The First Circuit today reversed the dismissal of claims (for breach of contract, professional negligence, and negligent misrepresentation) against a firm that, according to the complaint, appraised the Portland Shellfish Company, Inc., at less than half of its value.  The decision turned on whether the plaintiff, the seller of Portland shares under a "buy-sell" agreement, can possibly show that the lowball appraisal caused him to sell his shares for too little.

The buy-sell allowed the plaintiff either to accept the offer to buy his shares at or above the appraisal price or to buy the offeror’s shares at a price higher than the offer price.  The district court held that the plaintiff’s freedom to choose between selling and buying negated any causal connection between the negligent appraisal and the plaintiff’s loss from selling out cheap.  The First Circuit disagreed, concluding that the bad valuation could have skewed the buy-sell process by setting an artificially low floor.  Wetmore v. McDonald, Page, Schatz, Fletcher & Co., LLC, No. 06-2103 (1st Cir. Feb. 12, 2007).

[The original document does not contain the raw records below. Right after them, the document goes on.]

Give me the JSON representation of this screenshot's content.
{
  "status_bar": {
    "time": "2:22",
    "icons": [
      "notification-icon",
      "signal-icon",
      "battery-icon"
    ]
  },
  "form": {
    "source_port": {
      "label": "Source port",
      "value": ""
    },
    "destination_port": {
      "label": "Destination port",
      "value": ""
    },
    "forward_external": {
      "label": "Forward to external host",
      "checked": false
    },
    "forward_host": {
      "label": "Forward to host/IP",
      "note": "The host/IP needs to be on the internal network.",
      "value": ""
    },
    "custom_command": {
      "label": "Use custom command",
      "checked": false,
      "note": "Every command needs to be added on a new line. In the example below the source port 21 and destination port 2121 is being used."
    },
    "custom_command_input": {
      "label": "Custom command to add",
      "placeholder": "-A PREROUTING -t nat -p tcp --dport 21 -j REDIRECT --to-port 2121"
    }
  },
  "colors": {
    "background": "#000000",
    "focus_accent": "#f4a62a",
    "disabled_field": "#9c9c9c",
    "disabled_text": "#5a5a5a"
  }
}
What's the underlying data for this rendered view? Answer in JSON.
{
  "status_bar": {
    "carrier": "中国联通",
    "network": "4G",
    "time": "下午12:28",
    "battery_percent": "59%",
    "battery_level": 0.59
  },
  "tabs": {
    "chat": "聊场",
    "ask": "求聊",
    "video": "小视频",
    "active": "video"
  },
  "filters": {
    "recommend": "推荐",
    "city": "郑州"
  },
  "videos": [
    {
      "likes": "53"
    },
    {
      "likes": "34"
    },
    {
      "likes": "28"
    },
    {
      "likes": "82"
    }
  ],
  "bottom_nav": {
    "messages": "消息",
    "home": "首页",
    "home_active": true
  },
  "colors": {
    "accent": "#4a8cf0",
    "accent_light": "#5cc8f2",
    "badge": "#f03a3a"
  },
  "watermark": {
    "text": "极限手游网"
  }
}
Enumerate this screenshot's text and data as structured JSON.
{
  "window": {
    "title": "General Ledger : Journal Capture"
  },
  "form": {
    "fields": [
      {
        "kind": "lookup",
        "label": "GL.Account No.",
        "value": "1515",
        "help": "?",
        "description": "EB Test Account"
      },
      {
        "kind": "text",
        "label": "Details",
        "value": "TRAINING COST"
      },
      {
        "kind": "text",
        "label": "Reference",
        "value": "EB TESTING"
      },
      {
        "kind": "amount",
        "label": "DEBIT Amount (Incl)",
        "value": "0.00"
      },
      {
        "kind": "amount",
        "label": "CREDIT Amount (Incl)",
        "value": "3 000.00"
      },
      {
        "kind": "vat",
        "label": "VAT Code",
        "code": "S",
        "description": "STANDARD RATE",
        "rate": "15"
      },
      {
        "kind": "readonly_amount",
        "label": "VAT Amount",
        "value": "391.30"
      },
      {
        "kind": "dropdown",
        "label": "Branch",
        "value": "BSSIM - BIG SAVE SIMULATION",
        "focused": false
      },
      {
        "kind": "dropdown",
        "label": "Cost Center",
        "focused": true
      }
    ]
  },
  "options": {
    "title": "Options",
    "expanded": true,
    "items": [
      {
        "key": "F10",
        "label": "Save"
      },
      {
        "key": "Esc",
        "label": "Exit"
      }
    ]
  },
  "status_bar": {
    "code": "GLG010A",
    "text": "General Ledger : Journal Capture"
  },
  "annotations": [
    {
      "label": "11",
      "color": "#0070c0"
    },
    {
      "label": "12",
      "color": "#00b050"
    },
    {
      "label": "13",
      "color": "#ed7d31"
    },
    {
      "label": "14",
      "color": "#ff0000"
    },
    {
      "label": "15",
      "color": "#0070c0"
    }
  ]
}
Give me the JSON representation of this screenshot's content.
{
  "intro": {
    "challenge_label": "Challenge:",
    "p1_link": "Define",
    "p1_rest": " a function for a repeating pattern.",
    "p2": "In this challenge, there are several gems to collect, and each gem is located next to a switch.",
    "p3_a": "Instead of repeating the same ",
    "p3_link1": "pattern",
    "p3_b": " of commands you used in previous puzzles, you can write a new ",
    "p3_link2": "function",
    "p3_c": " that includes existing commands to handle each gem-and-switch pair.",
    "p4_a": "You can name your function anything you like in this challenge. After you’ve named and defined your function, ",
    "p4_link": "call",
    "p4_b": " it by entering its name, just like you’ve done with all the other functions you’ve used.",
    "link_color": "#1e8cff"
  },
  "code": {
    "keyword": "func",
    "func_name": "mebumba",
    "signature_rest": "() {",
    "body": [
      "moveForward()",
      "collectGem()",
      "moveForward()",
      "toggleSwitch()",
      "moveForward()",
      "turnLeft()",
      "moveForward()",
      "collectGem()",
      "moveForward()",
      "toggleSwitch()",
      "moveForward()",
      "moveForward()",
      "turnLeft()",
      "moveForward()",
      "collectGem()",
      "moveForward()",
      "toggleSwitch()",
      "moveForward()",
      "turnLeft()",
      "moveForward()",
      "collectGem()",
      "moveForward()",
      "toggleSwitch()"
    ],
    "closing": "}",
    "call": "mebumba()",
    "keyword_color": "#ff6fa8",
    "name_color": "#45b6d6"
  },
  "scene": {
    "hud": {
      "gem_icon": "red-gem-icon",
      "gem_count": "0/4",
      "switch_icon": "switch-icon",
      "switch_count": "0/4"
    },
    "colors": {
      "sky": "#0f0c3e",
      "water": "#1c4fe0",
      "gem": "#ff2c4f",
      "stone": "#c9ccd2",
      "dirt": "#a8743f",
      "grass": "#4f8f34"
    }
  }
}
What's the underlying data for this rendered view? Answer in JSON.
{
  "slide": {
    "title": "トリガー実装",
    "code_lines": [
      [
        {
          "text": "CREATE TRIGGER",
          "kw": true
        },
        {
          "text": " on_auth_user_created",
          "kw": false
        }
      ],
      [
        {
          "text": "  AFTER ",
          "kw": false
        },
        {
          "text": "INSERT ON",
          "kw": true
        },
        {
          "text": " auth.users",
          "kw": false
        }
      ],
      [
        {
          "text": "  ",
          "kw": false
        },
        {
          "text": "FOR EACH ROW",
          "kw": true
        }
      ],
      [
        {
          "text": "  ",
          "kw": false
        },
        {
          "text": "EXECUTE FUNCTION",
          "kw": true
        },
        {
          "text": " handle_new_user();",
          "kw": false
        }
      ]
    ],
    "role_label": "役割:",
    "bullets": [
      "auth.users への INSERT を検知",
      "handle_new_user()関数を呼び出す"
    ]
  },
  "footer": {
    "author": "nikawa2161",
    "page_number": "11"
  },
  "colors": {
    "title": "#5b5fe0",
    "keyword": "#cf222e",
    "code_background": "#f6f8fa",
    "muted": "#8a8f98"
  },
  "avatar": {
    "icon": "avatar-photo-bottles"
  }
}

The skewing concept, Blawgletter notes, has a firm foundation.  In many price-fixing cases, for example, competitors agree to set their "list" or "rack" prices at certain levels or in certain ways.  The high floor pushes prices for all buyers up.  In this case, conversely, the seller alleges that a low floor pulled the price for his shares down.  The court (per U.S. District Judge Milton Shadur, who knows a thing or two about price-fixing cases, sitting by designation) got it right.